The Long-Term Stability of Physical Gold
Gold has been utilized as a currency and a store of wealth by civilized societies for thousands of years. Physical gold is a way to store wealth without assuming the risks associated with debt. Gold does not corrode or decay over time. It is essentially indestructible. Investors also own gold to combat inflation. Like silver, gold must be physically produced. With inflation, the cost to produce gold will rise. Governments own physical gold to offset the debts they accumulate through deficit spending. Central banks own physical gold to hedge against speculative and debt incumbered investment vehicles. Gold legitimizes a government’s fiat currency and stabilizes a central bank’s investment portfolio. Other than jewelry, gold’s use in industry is limited. This means global gold supplies essentially remain intact. Annual gold supply, when measured in U.S. dollars, is 10 times the value in comparison to annual silver supply. For this reason, gold is generally considered more stable than silver. Gold is more likely to offer less percentage return when compared to silver.
Silver and Gold are Utilized to Mitigate Portfolio Risk
Gold and silver help investors mitigate risk in their investment portfolios. Unlike the stock market, which is largely based on speculation, gold and silver are generally utilized as hedges. They tend to rise in value when fiat currencies falter or when there is market volatility. Gold and silver have an inverse relationship to stocks and bonds.
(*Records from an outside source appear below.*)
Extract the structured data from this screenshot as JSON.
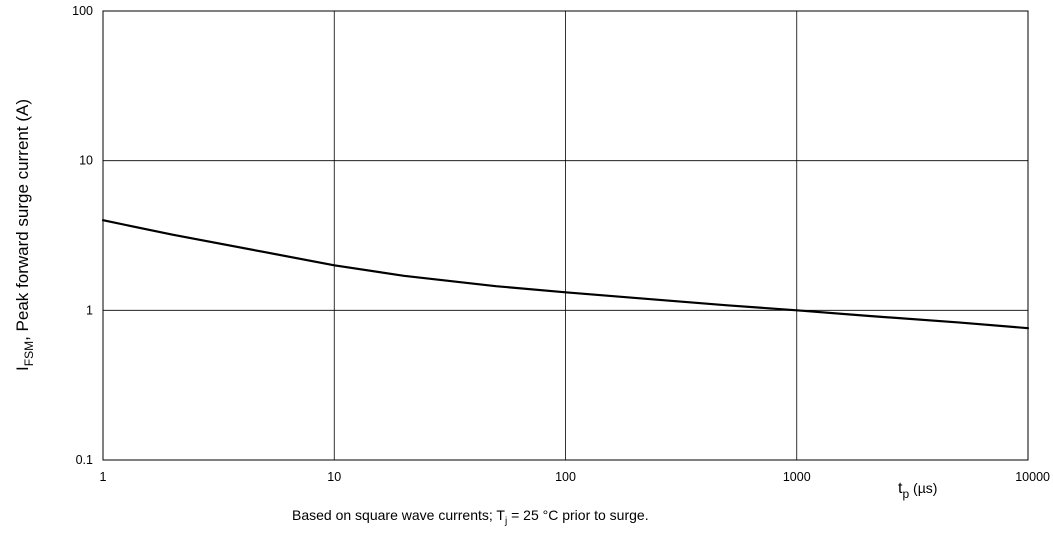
{
  "chart_data": {
    "type": "line",
    "xscale": "log",
    "yscale": "log",
    "xlim": [
      1,
      10000
    ],
    "ylim": [
      0.1,
      100
    ],
    "grid": true,
    "x_ticks": [
      "1",
      "10",
      "100",
      "1000",
      "10000"
    ],
    "y_ticks": [
      "0.1",
      "1",
      "10",
      "100"
    ],
    "ylabel": {
      "main": "I",
      "sub": "FSM",
      "rest": ", Peak forward surge current (A)"
    },
    "xlabel": {
      "main": "t",
      "sub": "p",
      "rest": " (µs)"
    },
    "caption": {
      "pre": "Based on square wave currents; T",
      "sub": "j",
      "post": " = 25 °C prior to surge."
    },
    "series": [
      {
        "x": [
          1,
          2,
          5,
          10,
          20,
          50,
          100,
          200,
          500,
          1000,
          2000,
          5000,
          10000
        ],
        "y": [
          4.0,
          3.2,
          2.45,
          2.0,
          1.7,
          1.45,
          1.32,
          1.21,
          1.08,
          1.0,
          0.92,
          0.83,
          0.76
        ],
        "color": "#000000"
      }
    ]
  }
}
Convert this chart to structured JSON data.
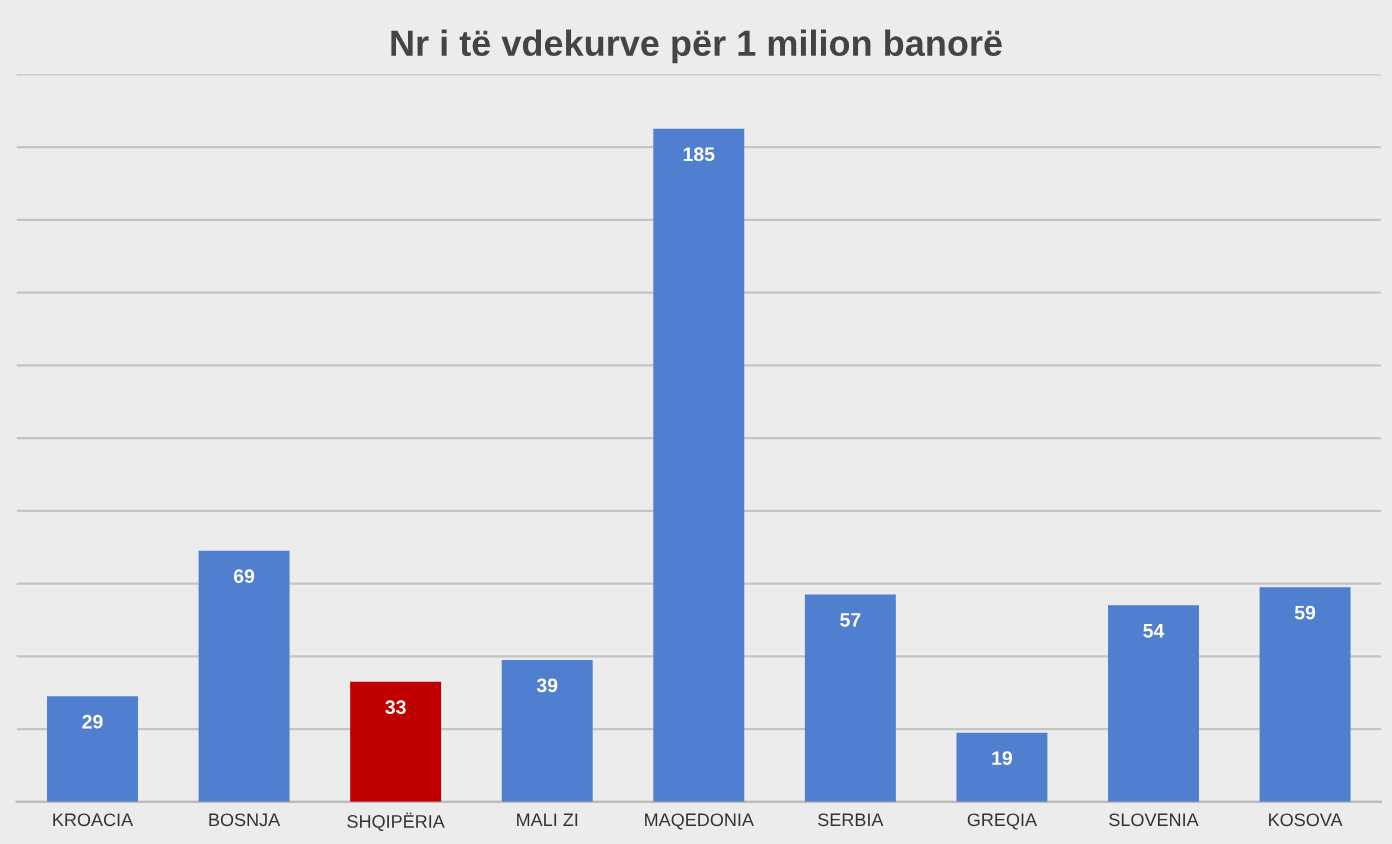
{
  "chart_data": {
    "type": "bar",
    "title": "Nr i të vdekurve për 1 milion banorë",
    "categories": [
      "KROACIA",
      "BOSNJA",
      "SHQIPËRIA",
      "MALI ZI",
      "MAQEDONIA",
      "SERBIA",
      "GREQIA",
      "SLOVENIA",
      "KOSOVA"
    ],
    "values": [
      29,
      69,
      33,
      39,
      185,
      57,
      19,
      54,
      59
    ],
    "colors": [
      "#4f7fce",
      "#4f7fce",
      "#c00000",
      "#4f7fce",
      "#4f7fce",
      "#4f7fce",
      "#4f7fce",
      "#4f7fce",
      "#4f7fce"
    ],
    "ylim": [
      0,
      200
    ],
    "yticks": [
      {
        "value": 0,
        "label": null
      },
      {
        "value": 20,
        "label": null
      },
      {
        "value": 40,
        "label": null
      },
      {
        "value": 60,
        "label": null
      },
      {
        "value": 80,
        "label": null
      },
      {
        "value": 100,
        "label": null
      },
      {
        "value": 120,
        "label": null
      },
      {
        "value": 140,
        "label": null
      },
      {
        "value": 160,
        "label": null
      },
      {
        "value": 180,
        "label": null
      },
      {
        "value": 200,
        "label": null
      }
    ],
    "grid": "y",
    "data_labels": true,
    "tick_labels": "x"
  }
}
This is why investors utilize precious metals as a hedge and a way to diversify away from the risk associated with debt.
Conclusion
Gold is generally utilized to stabilize an investment portfolio or used as a long-term store of wealth. Gold will rise in value with inflation over time. Silver will also rise in value when inflation is present. However, due to the constant depletion of silver supply, silver is more likely to offer larger percentage returns than gold. When diversifying in physical precious metals, consider utilizing a proper balance of gold and silver to accomplish the correct balance in stability and upside potential.